Nowadays, most movie musicals are stage-to-screen adaptations because they are cheaper and easier to make than the originals. They also have a built-in audience, since the stories have usually done well on stage already.

“Musicals start off these days with a strike against them, because not everybody likes musicals, and that divides the audience right away,” Newman said.

“I don’t see anybody creating new musicals, you know, building them from the ground up. There will now be this occasional dribble of musicals that have probably come from Broadway,” he said.

From Valle’s insider perspective, musicals of all types will continue to be made as long as people are willing to see them. Not only is it a more musical age, but musicals have become appealing to producers because the marketing includes soundtrack sales in addition to box office and DVD sales, he said.

Movies like “High School Musical” or “Rent” can target specific generations but once they reach the big-budget range, they try to draw in as many people as they can, Newman said.

Valle agreed. “Movies like ‘Chicago’ that try to capture a broad range of generations through the beauty of music and the combination of the eye candy will always be successful. Hollywood will keep making them,” he said.

With the growing financial and critical success of independent films, he thinks low-budget, stripped-down original musicals like “Once” have a chance at success, since they center on sentiment and are engaging to the audience.

Other than the appeal of the music itself, the subject matter in musicals is contributing to their comeback.

“In a sense, musicals are coming back because of the ones being chosen,” Jeffrey said. “Most of those succeeding have some social element to which people can relate.”

There’s a strong social statement being addressed in terms of politics in most popular musicals, especially class conflict, Valle said. Even older musicals such as “West Side Story” had deep social messages woven into their musical numbers.

However, narrowing subject matter too much can alienate the audience. “The story elements need to be universal and fairly timeless to appeal to a large audience,” Newman said.
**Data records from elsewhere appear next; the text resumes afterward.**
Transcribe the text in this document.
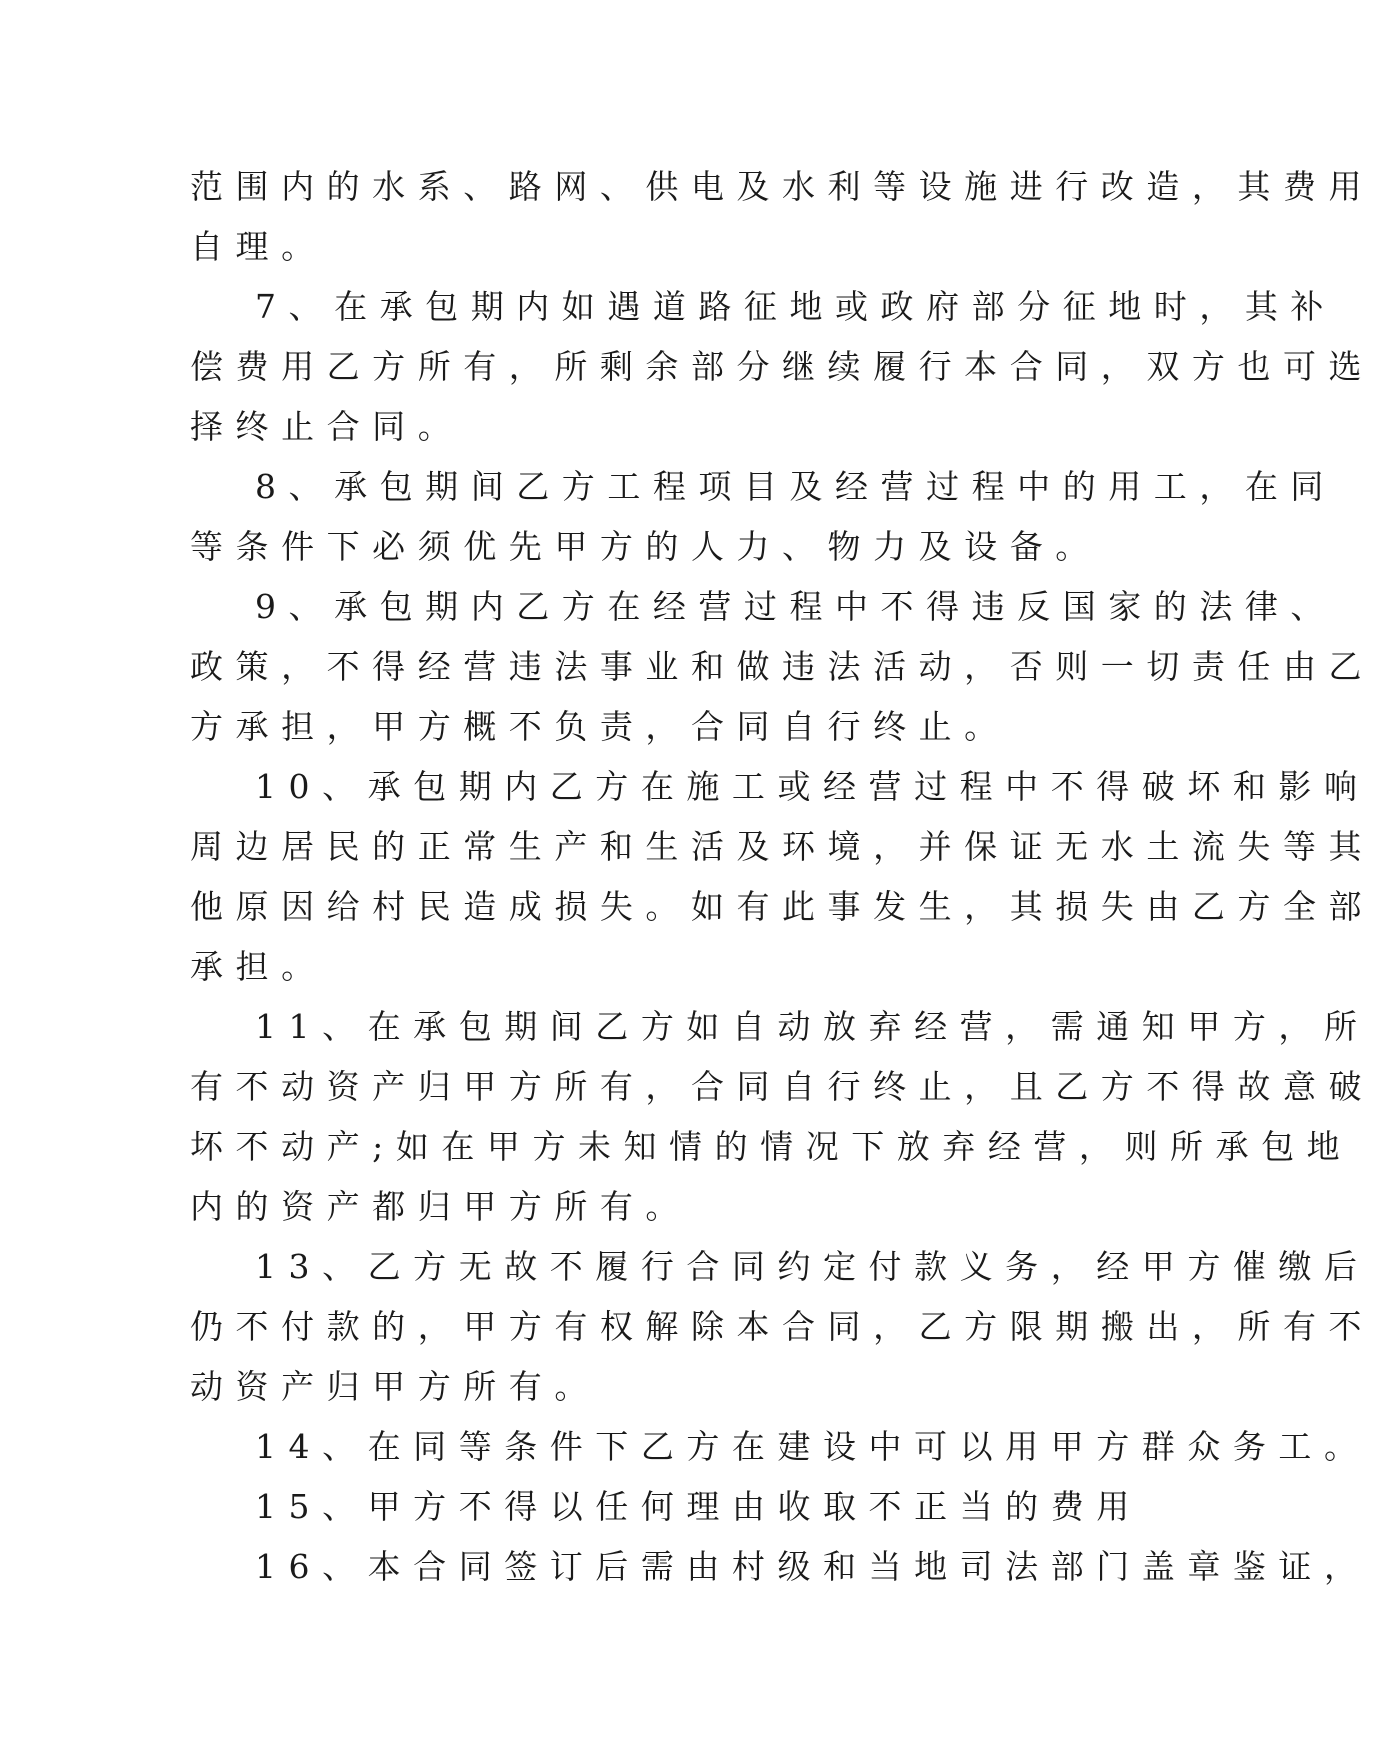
范围内的水系、路网、供电及水利等设施进行改造，其费用
自理。
7、在承包期内如遇道路征地或政府部分征地时，其补
偿费用乙方所有，所剩余部分继续履行本合同，双方也可选
择终止合同。
8、承包期间乙方工程项目及经营过程中的用工，在同
等条件下必须优先甲方的人力、物力及设备。
9、承包期内乙方在经营过程中不得违反国家的法律、
政策，不得经营违法事业和做违法活动，否则一切责任由乙
方承担，甲方概不负责，合同自行终止。
10、承包期内乙方在施工或经营过程中不得破坏和影响
周边居民的正常生产和生活及环境，并保证无水土流失等其
他原因给村民造成损失。如有此事发生，其损失由乙方全部
承担。
11、在承包期间乙方如自动放弃经营，需通知甲方，所
有不动资产归甲方所有，合同自行终止，且乙方不得故意破
坏不动产;如在甲方未知情的情况下放弃经营，则所承包地
内的资产都归甲方所有。
13、乙方无故不履行合同约定付款义务，经甲方催缴后
仍不付款的，甲方有权解除本合同，乙方限期搬出，所有不
动资产归甲方所有。
14、在同等条件下乙方在建设中可以用甲方群众务工。
15、甲方不得以任何理由收取不正当的费用
16、本合同签订后需由村级和当地司法部门盖章鉴证，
Some musicals, like “Dreamgirls,” didn’t relate to all audiences and didn’t do as well because they came on too strong, whereas “Hairspray” on the other hand used integration as a subplot and, in his mind, was a better movie for it.

In times of war, there tend to be more comedic musicals, Jeffrey said. Just as musicals provided a few hours of song and dance to distract viewers from the post-WWII world in the ’40s and ’50s and from the Vietnam War in the ’60s, musicals are a form of escapism. They also do better at the box office than the Iraq war dramas being made today, such as “Rendition,” “Lions for Lambs” and “Redacted,” despite their star power.

Even at the local level, musical theater and all it stands for is a big part of everyday life. In San Luis Obispo and around the Central Coast, there are several stage theaters, university and community-based choir and musical groups, and ready audiences for any movie musicals that come into local theaters.

Wherever the place, people can relate to the basic human expression of music.

“Everyone’s like, ‘Well, I do sing in the shower.’ That’s because it’s wonderful, right?” Valle said, sitting straight up in his chair and gesturing enthusiastically. “Not only do you have hot water pouring over you and you’re naked and you’re alone, but you’re private. Isn’t that interesting that in that most private moment we sing? There’s something in the core of that moment that speaks the humanity of music.”